On the afternoon of Saturday, August 26, 1944, just hours after Paris was liberated and Charles De Gaulle led the triumphant march down the Champs-Élysées, Carlton captain Bob Atkinson led his players off the field and into the winners’ circle at Princes Park.

There, the Carltonites belted out a lively rendition of Lily of Laguna, having just inflicted a 106-point thumping of Geelong with a record score set against that club of 23.28 (166).

Heroes of the piece in that 17th round were Alex Way (one of only two surviving members of “The Bloodbath” Grand Final of 1945) booting a lazy five goals, and “Mick” Price and Charlie McInnes (who also survived the ’45 “Bashball” GF) each kicking four.

The match is remembered for the 100th senior appearance of Brock McLean’s “Pop”, Rod McLean, and the last hurrah of football’s oldest surviving player Mac Wilson, who recently turned 100.

But it is also remembered for the senior debut of one of the truly great footballers in Carlton history - the 1947 Premiership Captain Ern Henfry – 70 years ago this week.


Ern Henfry runs through the banner before the 1947 Grand Final. (Photo: Carlton Football Club)

By the time he first ran out for Carlton, Henfry’s reputation had preceded him. An outstanding junior in his home state of Western Australia, Henfry was just 17 when he got the call up in 1939 to represent his state against the Big V.

Two years later, he took out Perth Football Club’s Best & Fairest, and ‘finished runner-up to Haydn Bunton in the Sandover Medal.

But by season’s end, he had joined the thousands in enlisting for wartime duty.

Then in 1944, while on leave from the RAAF in Melbourne, Henfry committed to two games for Carlton on permit – the aforementioned fixture with Geelong and the 18th round match with Footscray at Princes Park. In both instances, Henfry stunned the club’s astute football judges with his rare ability, wearing the No.5 now worn by the great Chris Judd.

Standing 182cms and tipping the scales at 82kg, Henfry was big for a centreman, but his sublime skills, genuine pace and evasiveness made him a rare commodity.

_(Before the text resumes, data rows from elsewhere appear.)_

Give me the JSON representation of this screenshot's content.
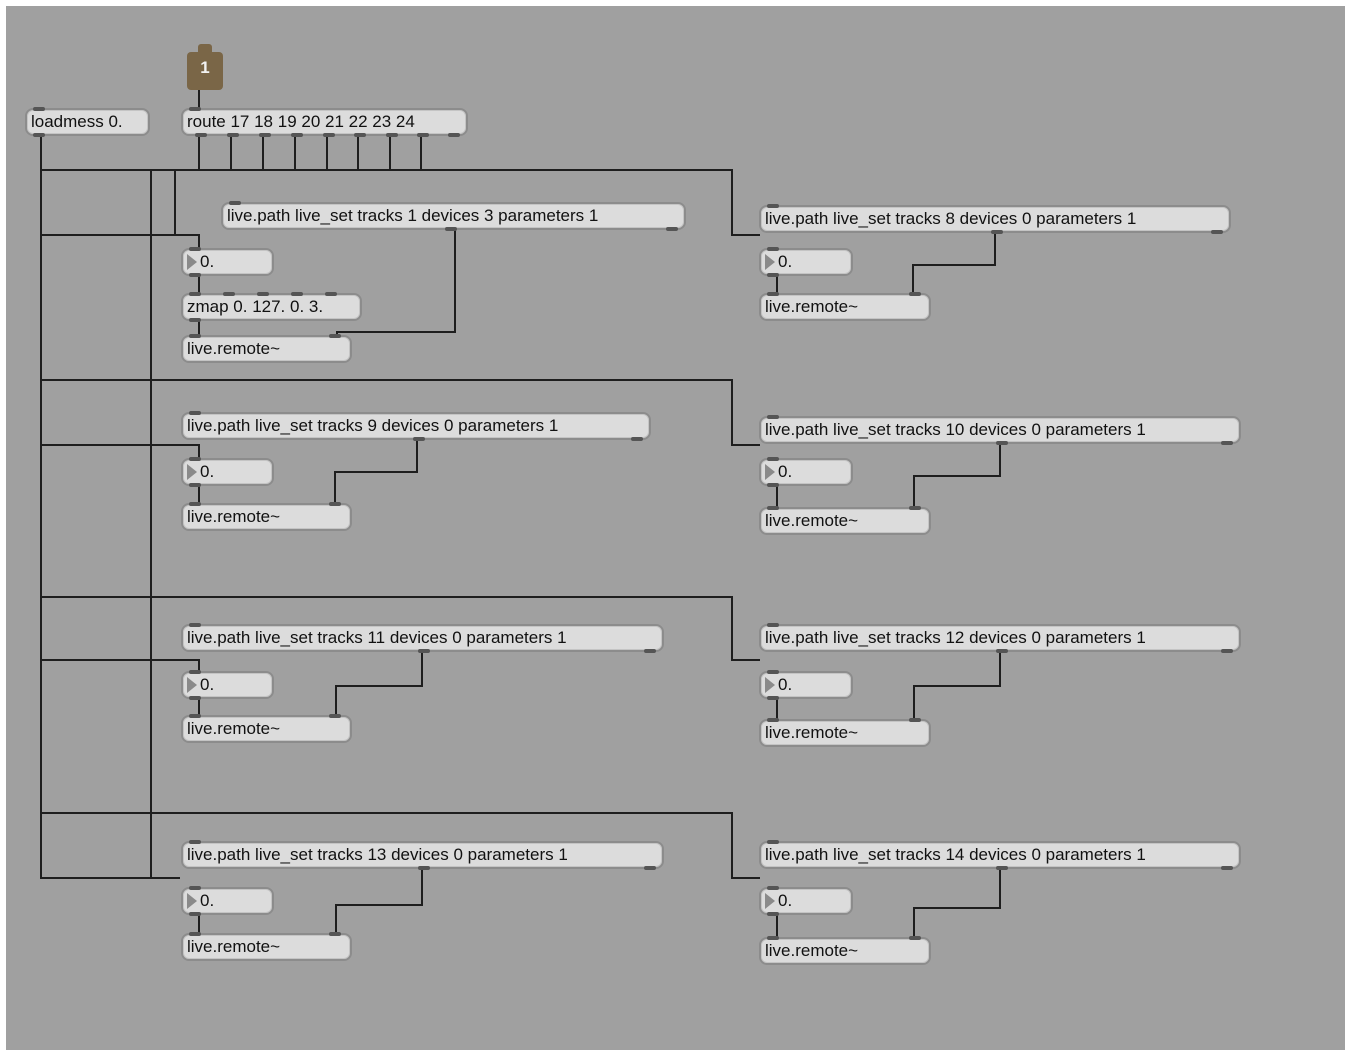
{
  "patcher": {
    "inlet_number": "1",
    "loadmess": "loadmess 0.",
    "route": "route 17 18 19 20 21 22 23 24",
    "zmap": "zmap 0. 127. 0. 3.",
    "paths": [
      "live.path live_set tracks 1 devices 3 parameters 1",
      "live.path live_set tracks 8 devices 0 parameters 1",
      "live.path live_set tracks 9 devices 0 parameters 1",
      "live.path live_set tracks 10 devices 0 parameters 1",
      "live.path live_set tracks 11 devices 0 parameters 1",
      "live.path live_set tracks 12 devices 0 parameters 1",
      "live.path live_set tracks 13 devices 0 parameters 1",
      "live.path live_set tracks 14 devices 0 parameters 1"
    ],
    "number_value": "0.",
    "remote": "live.remote~"
  },
  "colors": {
    "canvas": "#a0a0a0",
    "object_fill": "#dcdcdc",
    "cable": "#1e1e1e",
    "inlet": "#7a6647"
  }
}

When the War ended in 1945, and Henfry returned to his pre-war job as a bank officer, an influential Carlton supporter (bless him!) arranged for the player’s transfer to Melbourne. The club then sought a clearance from Perth, but were duly refused and Henfry was forced to sit out the entire 1946 season.

Then, early in 1947, Carlton dropped a bombshell by naming Henfry, with just two games to his name, as captain for that year. As would be the case with Stephen Kernahan years later, this was an inspired call by Coach Bentley and his match committee and when the Blues successfully lobbied the ANFC against Perth’s refusal to clear him, Henfry was theirs.

Henfry’s canny reaped immediate reward, and the team won its way to the ’47 Grand Final against Essendon. The match pitted Henfry with Dick Reynolds, and the former more than held his own before gaining the crucial ascendancy late. Fred Stafford is rightly considered the hero of the piece with his match-winning goal in the dying seconds of the contest, but Henfry’s contribution was seismic.

Henfry’s dream ’47 season ended with his awarding of the Robert Reynolds Trophy in a tie with Bert Deacon, who also won the ’47 Brownlow. Henfry would again take out the Robert Reynolds in ’49, the same year he led his team to the Grand Final.


Carlton Hall of Famer Ern Henfry. (Photo: Carlton Football Club)

Henfry fulfilled his duties as Carlton captain until 1952, when knee and ankle injuries forced him into retirement at 31. He had featured in just 84 games for the dark Navy Blues, but is forever remembered amongst the true champions of the only team old Carlton knows.

The inhospitable Victoria Park would serve as the backdrop for Henfry’s last hurrah for Carlton, against Collingwood in the 17th round of 1952. The good guys sent Ern out with a 21-point win, on an afternoon in which the mercurial Keith Warburton slotted a lazy six.

Towards the end of ’52, Henfry returned to his native Western Australia. Forty years later, he was inducted into the Carlton Football Club Hall of Fame.

Then in June of this year, some seven years after his passing, Henfry was posthumously inducted into the AFL Hall of Fame.